Friday, July 16, 2010

And Then There Were Two...

Or, RIP Jacklyn Elizabeth Morris


It has taken me about a month and a half even to be able to post this.  On May 30th, my sister died from a self-inflicted gunshot wound in the heart.  I am posting this information here for a couple of reasons.  One is that it is the cause of me being out of touch, and likely will be for a while longer.  The other is that I know it will change everything for me.  It will shape and direct my path just as any other major life event would.  In my case, I believe it will take me deeper into the land of the dead and closer to being able to truly walk between that world and this one.

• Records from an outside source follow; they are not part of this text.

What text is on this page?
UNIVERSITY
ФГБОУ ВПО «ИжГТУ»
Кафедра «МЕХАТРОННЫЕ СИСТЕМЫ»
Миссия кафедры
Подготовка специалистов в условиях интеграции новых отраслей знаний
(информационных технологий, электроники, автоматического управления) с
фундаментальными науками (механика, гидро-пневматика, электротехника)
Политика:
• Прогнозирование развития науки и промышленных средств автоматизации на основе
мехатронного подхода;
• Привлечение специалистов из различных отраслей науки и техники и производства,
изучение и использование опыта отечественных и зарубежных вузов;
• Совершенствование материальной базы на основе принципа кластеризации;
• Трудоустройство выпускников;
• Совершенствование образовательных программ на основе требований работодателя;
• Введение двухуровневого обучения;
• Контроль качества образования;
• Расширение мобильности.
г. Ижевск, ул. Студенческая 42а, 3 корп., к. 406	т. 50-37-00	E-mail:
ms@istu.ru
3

Since the birth of my youngest sister, when I was 8 years old, it has been the three of us.  While I am acutely aware that I don't know anything about what the future will hold, this one thing has always been clear.  I have always believed that the three of us were meant to go through it together.  I envisioned us growing old together, a single unit, and I saw it so clearly that nothing could have shaken me more than this.  Now there are two of us, and both of us feel unsettled and disconnected as a result of this loss in a way that I can't quite describe.  Now my life has absolutely no certainty.  I have no expectations, because I can no longer believe that I can count on the permanence (or even semi-permanence) of anything.  This leaves me in a state of mind like nothing I have ever experienced before, and all I can hope is that something of the significance of all of this will be revealed to me in the aftermath.  I suppose I am open to what experiences and lesson might lie ahead, though I am in no way able to anticipate what those experiences and lessons might be.  At least, I think, there isn't much left that could really surprise me.